Personal information
- Born: April 27, 1971 (age 55)
- Listed height: 6 ft 8 in (2.03 m)
- Listed weight: 230 lb (104 kg)

Career information
- High school: Archbishop Shaw (Marrero, Louisiana)
- College: New Orleans (1990–1994)
- NBA draft: 1994: undrafted
- Position: Forward

Career highlights
- Fourth-team Parade All-American (1990); McDonald's All-American (1990);

= Melvin Simon (basketball) =

American basketball player

Melvin Simon (born April 27, 1971) is an American former professional basketball player. He saw action in four years for the University of New Orleans and was among the US top 20 prep players at Archbishop Shaw High School in Marrero, Louisiana. Scouts said he was the most highly recruited high school player ever to enroll at New Orleans under coach Tim Floyd.

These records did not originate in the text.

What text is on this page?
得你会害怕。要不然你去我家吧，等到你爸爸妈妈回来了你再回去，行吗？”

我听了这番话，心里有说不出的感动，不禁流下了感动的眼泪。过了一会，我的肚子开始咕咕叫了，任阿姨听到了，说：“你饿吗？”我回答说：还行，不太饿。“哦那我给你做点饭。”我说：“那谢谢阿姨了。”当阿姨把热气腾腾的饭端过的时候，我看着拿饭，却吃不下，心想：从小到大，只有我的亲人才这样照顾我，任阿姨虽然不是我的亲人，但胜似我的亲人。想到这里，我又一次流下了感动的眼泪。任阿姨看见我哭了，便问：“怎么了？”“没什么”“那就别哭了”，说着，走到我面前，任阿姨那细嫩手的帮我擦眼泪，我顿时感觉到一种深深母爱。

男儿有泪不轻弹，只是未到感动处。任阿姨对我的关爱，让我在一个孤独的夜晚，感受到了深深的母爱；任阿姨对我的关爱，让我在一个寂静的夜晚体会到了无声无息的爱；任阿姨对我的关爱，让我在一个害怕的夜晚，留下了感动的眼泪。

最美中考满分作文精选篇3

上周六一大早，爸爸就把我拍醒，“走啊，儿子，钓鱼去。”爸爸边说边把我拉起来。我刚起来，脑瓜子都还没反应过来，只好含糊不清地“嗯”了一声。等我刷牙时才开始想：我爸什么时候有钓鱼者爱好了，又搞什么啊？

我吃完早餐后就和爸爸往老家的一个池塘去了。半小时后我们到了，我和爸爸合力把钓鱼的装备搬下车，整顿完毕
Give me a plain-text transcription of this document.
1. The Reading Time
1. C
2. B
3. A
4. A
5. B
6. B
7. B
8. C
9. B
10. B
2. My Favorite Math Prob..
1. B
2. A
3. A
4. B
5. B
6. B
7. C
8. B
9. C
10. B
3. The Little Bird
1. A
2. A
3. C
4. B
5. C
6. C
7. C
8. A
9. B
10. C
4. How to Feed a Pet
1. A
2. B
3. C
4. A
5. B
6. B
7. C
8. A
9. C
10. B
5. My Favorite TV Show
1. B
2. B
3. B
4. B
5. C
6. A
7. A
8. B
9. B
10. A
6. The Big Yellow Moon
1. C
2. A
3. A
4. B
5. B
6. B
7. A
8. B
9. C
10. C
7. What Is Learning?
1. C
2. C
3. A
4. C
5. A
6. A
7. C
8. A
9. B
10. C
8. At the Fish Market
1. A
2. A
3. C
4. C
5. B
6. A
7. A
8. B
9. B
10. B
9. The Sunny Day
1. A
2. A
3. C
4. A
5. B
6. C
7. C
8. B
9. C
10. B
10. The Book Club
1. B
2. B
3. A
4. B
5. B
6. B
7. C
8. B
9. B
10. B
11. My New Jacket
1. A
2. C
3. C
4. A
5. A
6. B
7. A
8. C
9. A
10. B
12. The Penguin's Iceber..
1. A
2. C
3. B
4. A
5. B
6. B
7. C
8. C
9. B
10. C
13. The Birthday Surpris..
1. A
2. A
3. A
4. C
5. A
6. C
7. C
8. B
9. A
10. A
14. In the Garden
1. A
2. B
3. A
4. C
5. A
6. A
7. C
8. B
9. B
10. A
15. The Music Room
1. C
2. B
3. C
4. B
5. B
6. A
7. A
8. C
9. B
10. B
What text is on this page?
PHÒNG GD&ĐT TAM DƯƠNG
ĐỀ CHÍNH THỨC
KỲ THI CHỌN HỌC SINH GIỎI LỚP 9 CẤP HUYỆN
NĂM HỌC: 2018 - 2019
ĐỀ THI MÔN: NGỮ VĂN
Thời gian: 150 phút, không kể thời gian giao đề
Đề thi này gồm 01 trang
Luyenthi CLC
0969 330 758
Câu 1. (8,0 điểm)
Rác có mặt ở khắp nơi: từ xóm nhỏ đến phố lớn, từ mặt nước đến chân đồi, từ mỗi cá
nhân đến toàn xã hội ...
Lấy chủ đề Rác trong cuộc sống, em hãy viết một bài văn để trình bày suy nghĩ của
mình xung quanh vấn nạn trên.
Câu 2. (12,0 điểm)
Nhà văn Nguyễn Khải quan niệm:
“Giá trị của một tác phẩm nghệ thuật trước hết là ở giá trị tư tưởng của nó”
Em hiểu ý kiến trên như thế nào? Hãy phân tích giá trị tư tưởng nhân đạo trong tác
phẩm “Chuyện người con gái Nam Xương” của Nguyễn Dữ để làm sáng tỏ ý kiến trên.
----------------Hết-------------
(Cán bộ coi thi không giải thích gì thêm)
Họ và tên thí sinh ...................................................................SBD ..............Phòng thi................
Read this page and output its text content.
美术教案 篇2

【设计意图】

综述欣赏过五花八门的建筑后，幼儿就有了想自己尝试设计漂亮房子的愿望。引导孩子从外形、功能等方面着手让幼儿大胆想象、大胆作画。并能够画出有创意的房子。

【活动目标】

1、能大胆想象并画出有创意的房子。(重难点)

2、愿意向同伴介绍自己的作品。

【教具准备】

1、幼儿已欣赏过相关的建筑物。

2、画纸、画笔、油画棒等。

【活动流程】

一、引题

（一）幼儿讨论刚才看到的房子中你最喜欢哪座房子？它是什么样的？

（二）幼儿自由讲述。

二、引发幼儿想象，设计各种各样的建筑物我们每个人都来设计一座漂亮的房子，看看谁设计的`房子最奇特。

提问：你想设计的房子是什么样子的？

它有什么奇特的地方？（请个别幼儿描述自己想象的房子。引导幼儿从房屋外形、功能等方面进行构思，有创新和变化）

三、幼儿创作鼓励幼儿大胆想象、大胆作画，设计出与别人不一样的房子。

He works as an ELA teacher at Martin Berhman Charter School in Algiers, Louisiana.

==Basketball career==
As a New Orleans freshman in 1990–91, Simon averaged 11.6 points and 6.6 rebounds and compiled 53 assists and 33 block shots. He started for the varsity which posted a 23-8 mark, losing to Kansas in the first round of the NCAA tournament. Simon was named Louisiana Freshman of the year and turned in the second highest rookie average in 17 years at New Orleans. In the summer after his freshman season, Simon was drafted to play in the US squad that took the Gold medal at the World Junior Championships in Edmonton. Among his teammates were Eddie Stokes, Lance Miller, Jarvis Lang, Bryan Caver, and Jamal Faulkner, The US coach was Lon Kruger.